2021 Ipswich Borough Council election

17 seats (out of 48 seats) 25 seats needed for a majority
|  | First party | Second party | Third party |
| Party | Labour | Conservative | Liberal Democrats |
| Seats before | 36 | 9 | 3 |
| Seats won | 30 | 15 | 3 |
| Seat change | −6 | +6 | Steady |
| Popular vote | 16,078 | 18,397 | 3,270 |
| Percentage | 39.3% | 45.0% | 8.0% |
- Map showing the results of the 2021 Ipswich Borough Council election
| Council control before election Labour | Council control after election Labour |

= 2021 Ipswich Borough Council election =

2021 UK local government election

Elections to Ipswich Borough Council were held on 6 May 2021. The elections included the seats that were planned to be elected on 7 May 2020, but were postponed due to the COVID-19 pandemic.
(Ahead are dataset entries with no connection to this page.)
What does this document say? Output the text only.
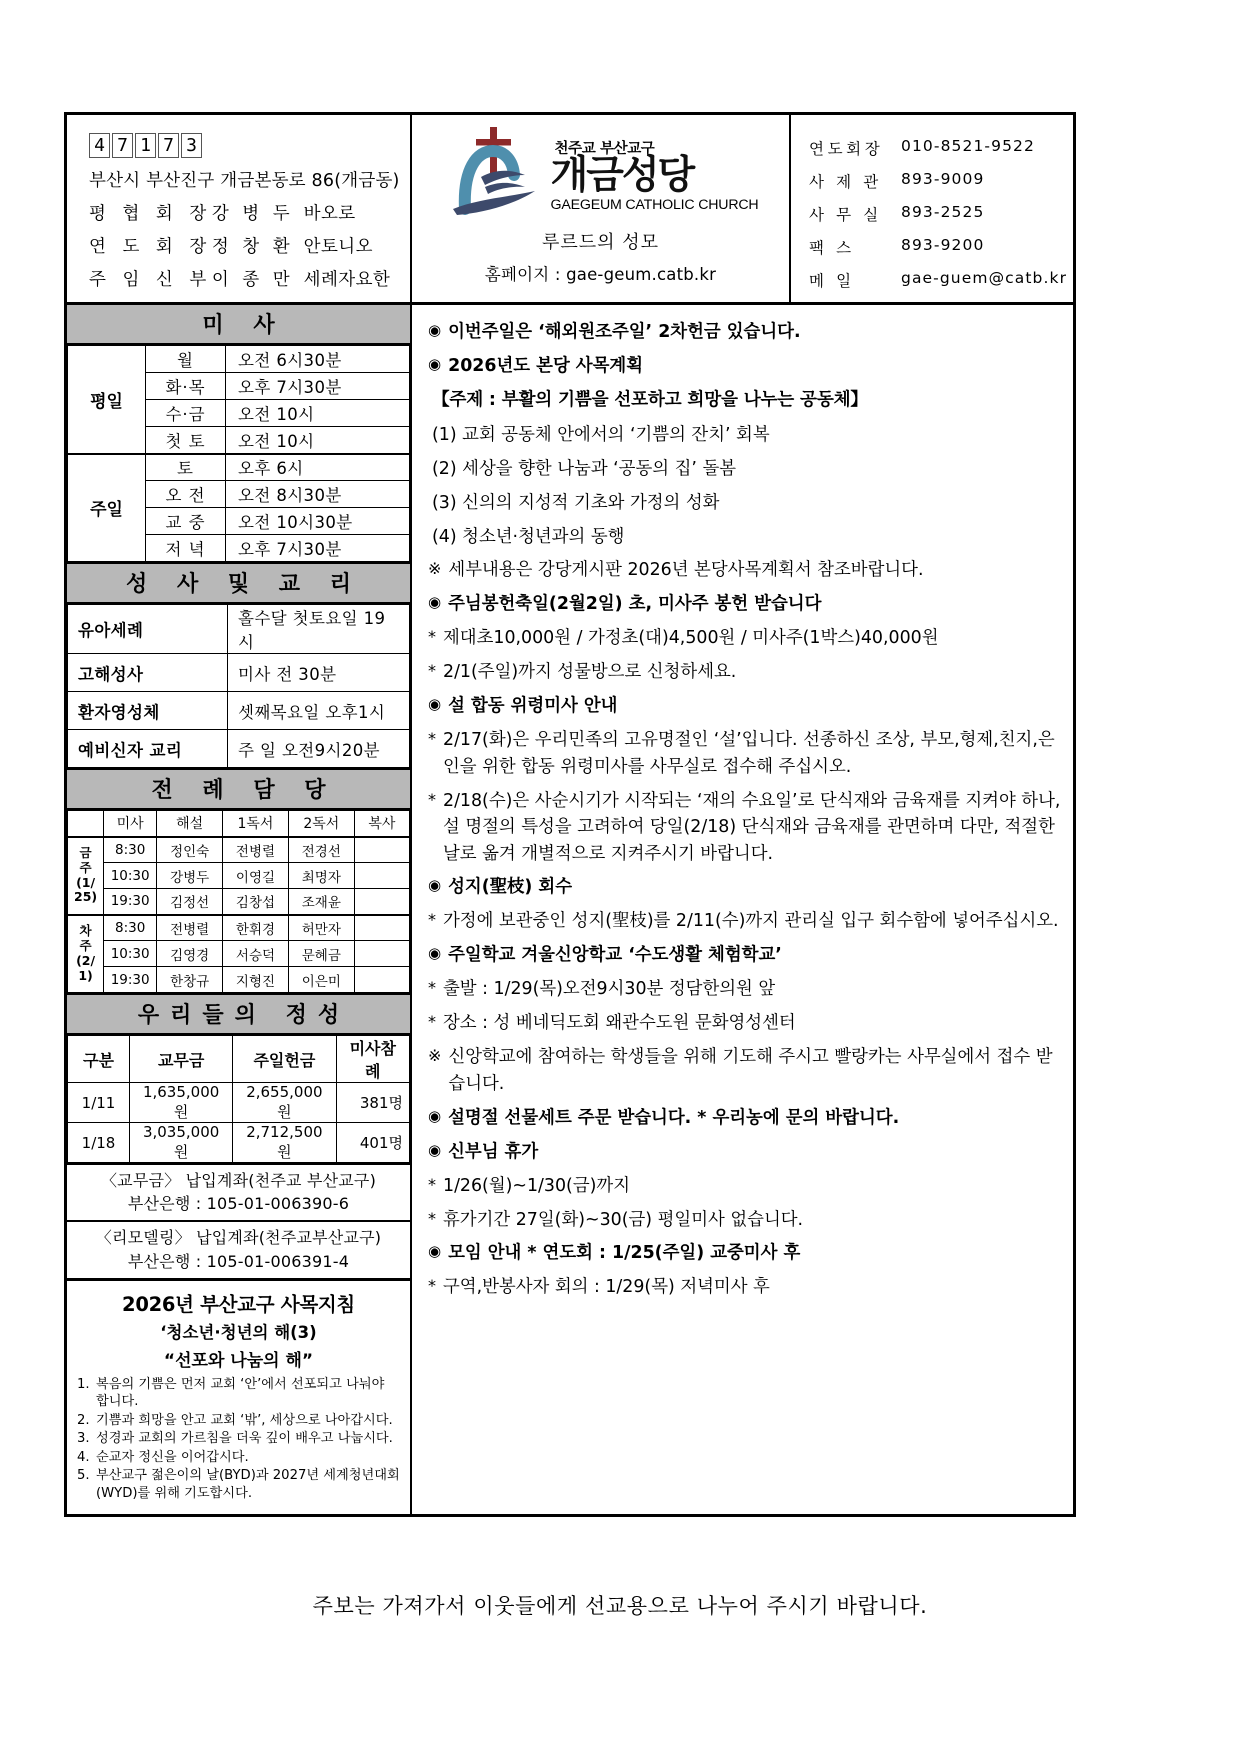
4 7 1 7 3
부산시 부산진구 개금본동로 86(개금동)
평 협 회 장 강 병 두 바오로
연 도 회 장 정 창 환 안토니오
주 임 신 부 이 종 만 세례자요한
천주교 부산교구
개금성당
GAEGEUM CATHOLIC CHURCH
루르드의 성모
홈페이지 : gae-geum.catb.kr
연도회장	010-8521-9522
사 제 관	893-9009
사 무 실	893-2525
팩 스	893-9200
메 일	gae-guem@catb.kr
미 사
평일	월	오전 6시30분
	화·목	오후 7시30분
	수·금	오전 10시
	첫 토	오전 10시
주일	토	오후 6시
	오 전	오전 8시30분
	교 중	오전 10시30분
	저 녁	오후 7시30분
성 사 및 교 리
유아세례	홀수달 첫토요일 19시
고해성사	미사 전 30분
환자영성체	셋째목요일 오후1시
예비신자 교리	주 일 오전9시20분
전 례 담 당
	미사	해설	1독서	2독서	복사
금
주
(1/
25)	8:30	정인숙	전병렬	전경선	
	10:30	강병두	이영길	최명자	
	19:30	김정선	김창섭	조재윤	
차
주
(2/
1)	8:30	전병렬	한휘경	허만자	
	10:30	김영경	서승덕	문혜금	
	19:30	한창규	지형진	이은미	
우리들의 정성
구분	교무금	주일헌금	미사참례
1/11	1,635,000원	2,655,000원	381명
1/18	3,035,000원	2,712,500원	401명
〈교무금〉 납입계좌(천주교 부산교구)
부산은행 : 105-01-006390-6
〈리모델링〉 납입계좌(천주교부산교구)
부산은행 : 105-01-006391-4
2026년 부산교구 사목지침
‘청소년·청년의 해(3)
“선포와 나눔의 해”
1. 복음의 기쁨은 먼저 교회 ‘안’에서 선포되고 나눠야 합니다.
2. 기쁨과 희망을 안고 교회 ‘밖’, 세상으로 나아갑시다.
3. 성경과 교회의 가르침을 더욱 깊이 배우고 나눕시다.
4. 순교자 정신을 이어갑시다.
5. 부산교구 젊은이의 날(BYD)과 2027년 세계청년대회(WYD)를 위해 기도합시다.
◉ 이번주일은 ‘해외원조주일’ 2차헌금 있습니다.
◉ 2026년도 본당 사목계획
【주제 : 부활의 기쁨을 선포하고 희망을 나누는 공동체】
(1) 교회 공동체 안에서의 ‘기쁨의 잔치’ 회복
(2) 세상을 향한 나눔과 ‘공동의 집’ 돌봄
(3) 신의의 지성적 기초와 가정의 성화
(4) 청소년·청년과의 동행
※ 세부내용은 강당게시판 2026년 본당사목계획서 참조바랍니다.
◉ 주님봉헌축일(2월2일) 초, 미사주 봉헌 받습니다
* 제대초10,000원 / 가정초(대)4,500원 / 미사주(1박스)40,000원
* 2/1(주일)까지 성물방으로 신청하세요.
◉ 설 합동 위령미사 안내
* 2/17(화)은 우리민족의 고유명절인 ‘설’입니다. 선종하신 조상, 부모,형제,친지,은인을 위한 합동 위령미사를 사무실로 접수해 주십시오.
* 2/18(수)은 사순시기가 시작되는 ‘재의 수요일’로 단식재와 금육재를 지켜야 하나, 설 명절의 특성을 고려하여 당일(2/18) 단식재와 금육재를 관면하며 다만, 적절한 날로 옮겨 개별적으로 지켜주시기 바랍니다.
◉ 성지(聖枝) 회수
* 가정에 보관중인 성지(聖枝)를 2/11(수)까지 관리실 입구 회수함에 넣어주십시오.
◉ 주일학교 겨울신앙학교 ‘수도생활 체험학교’
* 출발 : 1/29(목)오전9시30분 정담한의원 앞
* 장소 : 성 베네딕도회 왜관수도원 문화영성센터
※ 신앙학교에 참여하는 학생들을 위해 기도해 주시고 빨랑카는 사무실에서 접수 받습니다.
◉ 설명절 선물세트 주문 받습니다. * 우리농에 문의 바랍니다.
◉ 신부님 휴가
* 1/26(월)~1/30(금)까지
* 휴가기간 27일(화)~30(금) 평일미사 없습니다.
◉ 모임 안내 * 연도회 : 1/25(주일) 교중미사 후
* 구역,반봉사자 회의 : 1/29(목) 저녁미사 후
주보는 가져가서 이웃들에게 선교용으로 나누어 주시기 바랍니다.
Usually 16 seats – one in each of the 16 wards – are contested at each election. However, due to the resignation of former Labour Councillor and Mayor Jan Parry in Holywells ward, as well as Conservative Councillor Robin Vickery in Castle Hill, two by-elections were held on the same day. Thus, 18 seats were up for election.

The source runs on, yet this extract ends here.